Social anthropology; technology; agriculture; medicine; science and society; sociology of knowledge; China, Europe, California

 

Education

PhD, Cambridge University

 

Research

The role of everyday technology in the formation of ideology and culture

Publications

Technology and Gender: Fabrics of Power in Late Imperial China (University of California Press, 1997)

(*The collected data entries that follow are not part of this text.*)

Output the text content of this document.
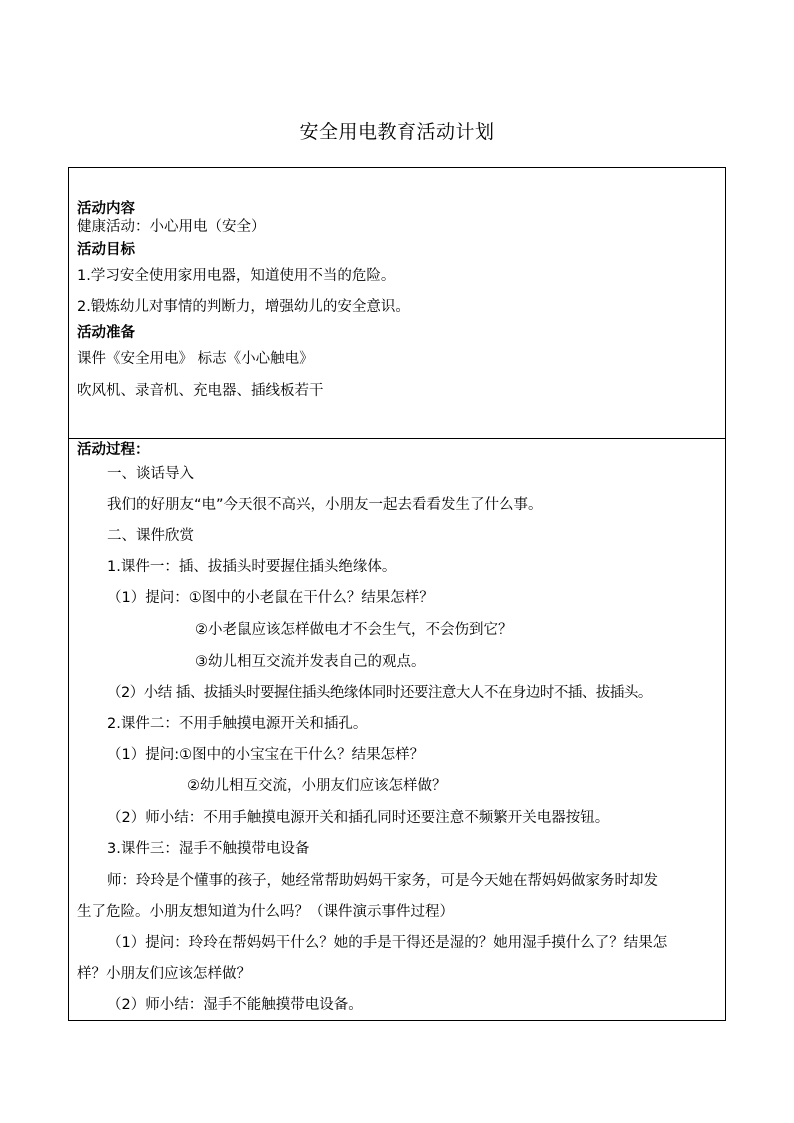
安全用电教育活动计划
活动内容
健康活动：小心用电（安全）
活动目标
1.学习安全使用家用电器，知道使用不当的危险。
2.锻炼幼儿对事情的判断力，增强幼儿的安全意识。
活动准备
课件《安全用电》 标志《小心触电》
吹风机、录音机、充电器、插线板若干
活动过程：
一、谈话导入
我们的好朋友“电”今天很不高兴，小朋友一起去看看发生了什么事。
二、课件欣赏
1.课件一：插、拔插头时要握住插头绝缘体。
（1）提问：①图中的小老鼠在干什么？结果怎样？
②小老鼠应该怎样做电才不会生气，不会伤到它？
③幼儿相互交流并发表自己的观点。
（2）小结 插、拔插头时要握住插头绝缘体同时还要注意大人不在身边时不插、拔插头。
2.课件二：不用手触摸电源开关和插孔。
（1）提问:①图中的小宝宝在干什么？结果怎样？
②幼儿相互交流，小朋友们应该怎样做？
（2）师小结：不用手触摸电源开关和插孔同时还要注意不频繁开关电器按钮。
3.课件三：湿手不触摸带电设备
师：玲玲是个懂事的孩子，她经常帮助妈妈干家务，可是今天她在帮妈妈做家务时却发
生了危险。小朋友想知道为什么吗？（课件演示事件过程）
（1）提问：玲玲在帮妈妈干什么？她的手是干得还是湿的？她用湿手摸什么了？结果怎
样？小朋友们应该怎样做？
（2）师小结：湿手不能触摸带电设备。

In this feminist history of eight centuries of private life in China, Bray inserts women into the history of technology and adds technology to the history of women. Taking issue with Orientalist images of Chinese women as simple victims of monolithic patriarchal oppression, Bray analyses technologies of space, work and reproduction in the construction of late
imperial Chinese gender roles. She proposes the concept of `gynotechnics', a set of everyday technologies which define
women's roles, as a creative new way to explore how societies translate moral and social principles into a web of material
forms and bodily practices.

 

Technology and Society in Ming China (1368-1644)

American Historical Association-Society for the History of Technology, `Historical Perspectives on Technology, Society and Culture' pamphlet series no. 1, AHA, Washington D.C., 2000.

A short book designed for use in high-school and undergraduate courses. From about 1500 to 1750 China was at the center of the world economy, with the highest exports of commodities and imports of silver of any country of the time. This book shows how the development of farming and textile technologies, added to advances in technologies of communication like hydraulic engineering, ship-building and printing, combined to propel Ming China to the level of a thoroughly commercialized consumer economy.